La crisi aperta dalla seconda ondata di pandemia è più profonda persino di quanto appaia. Nel mirino c'è prima di tutto il governo. E non dovrebbe sorprendere. In occasione del lockdown della scorsa primavera, le persone stavano a casa, andavano sui terrazzi e cantavano. Oppure appendevano lenzuola con scritte tipo "andrà tutto bene" oppure "ce la faremo". Tutti si rendevano conto che il governo doveva gestire un compito improbo, oltretutto a sorpresa, e di fronte al quale anche gli scienziati dovevano ammettere di trovarsi impreparati. C'era, dunque, la concessione di "attenuanti generiche" grazie alle quali il premier Giuseppe Conte veleggiava nei sondaggi e tutto sommato lo stesso facevano i partiti della maggioranza.
Adesso non è più così. Le persone sono esacerbate, incazzate nere, incredule di fronte all'impreparazione del Paese. Non cantano più, vanno in piazza a protestare e rispondono con un raggelante "pazienza" quando si osserva che le proteste civili vengono infiltrate dai violenti, come avvenuto a Napoli, a Torino, a Roma. Oppure restano civili, ma hanno una fermezza rara come a Genova.

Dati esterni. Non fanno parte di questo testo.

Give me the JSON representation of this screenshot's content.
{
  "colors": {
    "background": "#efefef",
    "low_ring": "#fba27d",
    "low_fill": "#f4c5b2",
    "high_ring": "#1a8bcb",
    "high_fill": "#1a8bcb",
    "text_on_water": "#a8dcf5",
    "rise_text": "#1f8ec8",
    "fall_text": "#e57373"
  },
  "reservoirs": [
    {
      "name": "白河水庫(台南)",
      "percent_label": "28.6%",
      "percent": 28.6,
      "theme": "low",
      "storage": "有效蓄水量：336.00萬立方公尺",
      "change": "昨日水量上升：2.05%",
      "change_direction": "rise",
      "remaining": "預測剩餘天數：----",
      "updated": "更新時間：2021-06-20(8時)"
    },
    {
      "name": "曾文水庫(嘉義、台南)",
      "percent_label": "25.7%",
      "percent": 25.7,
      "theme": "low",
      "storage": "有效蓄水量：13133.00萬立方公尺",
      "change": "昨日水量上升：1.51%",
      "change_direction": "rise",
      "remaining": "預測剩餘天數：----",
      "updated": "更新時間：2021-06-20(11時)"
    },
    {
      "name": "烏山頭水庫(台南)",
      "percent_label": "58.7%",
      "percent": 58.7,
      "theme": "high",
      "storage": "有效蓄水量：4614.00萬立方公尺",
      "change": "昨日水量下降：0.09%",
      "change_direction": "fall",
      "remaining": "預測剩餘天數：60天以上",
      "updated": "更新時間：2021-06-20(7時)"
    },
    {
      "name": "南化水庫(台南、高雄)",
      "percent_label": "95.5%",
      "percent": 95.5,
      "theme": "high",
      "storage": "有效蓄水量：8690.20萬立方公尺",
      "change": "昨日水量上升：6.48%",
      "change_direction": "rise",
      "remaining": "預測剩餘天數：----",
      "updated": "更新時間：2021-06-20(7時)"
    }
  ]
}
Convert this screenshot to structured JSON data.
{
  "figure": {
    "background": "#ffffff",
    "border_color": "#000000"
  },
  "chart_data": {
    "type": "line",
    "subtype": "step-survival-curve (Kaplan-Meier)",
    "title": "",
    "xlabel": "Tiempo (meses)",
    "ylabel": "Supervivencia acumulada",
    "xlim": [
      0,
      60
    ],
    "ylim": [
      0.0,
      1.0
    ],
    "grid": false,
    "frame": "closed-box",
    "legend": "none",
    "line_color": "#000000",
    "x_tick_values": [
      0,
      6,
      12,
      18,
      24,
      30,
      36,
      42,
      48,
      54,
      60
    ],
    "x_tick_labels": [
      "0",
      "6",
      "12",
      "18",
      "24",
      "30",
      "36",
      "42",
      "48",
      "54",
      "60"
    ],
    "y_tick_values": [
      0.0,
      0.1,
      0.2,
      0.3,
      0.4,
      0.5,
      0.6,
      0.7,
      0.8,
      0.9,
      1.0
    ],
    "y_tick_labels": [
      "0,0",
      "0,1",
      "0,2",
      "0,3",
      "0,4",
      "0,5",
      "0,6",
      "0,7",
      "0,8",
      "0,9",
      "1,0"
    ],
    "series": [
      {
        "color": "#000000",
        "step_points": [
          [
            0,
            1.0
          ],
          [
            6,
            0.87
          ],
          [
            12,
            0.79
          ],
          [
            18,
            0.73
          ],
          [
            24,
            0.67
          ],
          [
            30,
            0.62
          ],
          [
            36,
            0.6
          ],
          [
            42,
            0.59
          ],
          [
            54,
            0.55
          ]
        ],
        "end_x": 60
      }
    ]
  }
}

Il punto è che gli italiani sono disorientati, perché sono trascorsi mesi durante i quali il governo si è autoincensato e l'opposizione ha quasi sposato la causa negazionista del Covid. Solo che durante questa ubriacatura di parole al vento, nessuno - o pochi - hanno fatto quel che serviva. Un ministro, mica uno qualunque, il ministro della Sanità, Roberto Speranza, ha scritto un libro dal titolo 'Perché guariremo', ma al momento di farlo uscire lo ha bloccato: "Vista la recrudescenza della pandemia, non ho tempo da dedicare alla presentazione" è stata la spiegazione invero poco credibile.
La verità è che ora le persone si ritrovano a sentir parlare di chiusure che drammatizzeranno le condizioni economiche e addirittura di un nuovo lockdown che metterà in ginocchio l'economia, quindi le imprese, di conseguenza i lavoratori e da ultimo le famiglie. Siamo nell'imminenza di una devastazione sociale senza precedenti nell'Italia repubblicana. I governanti non si divertiranno a prendere certe decisioni, ma lo andassero a raccontare a ristoratori, baristi, operatori della cultura e via elencando: si sono messi in regola con le precedenti prescrizioni eppure vengono ri-chiusi. Più di qualche conto non torna.
Difatti si potrebbero tenere molti discorsi su ciò che andava fatto e invece è rimasto lettera morta. A cominciare dai trasporti. La ministra responsabile, Paola De Micheli, spiega che "i treni dei pendolari non hanno gli stessi distanziamenti di quelli a lunga percorrenza perché i passeggeri hanno un ricambio continuo e le porte dei convogli si aprono a ripetizione". Domanda: ministra, quant'è che lei non sale, se ci è mai salita, su un treno per pendolari, con studenti e lavoratori?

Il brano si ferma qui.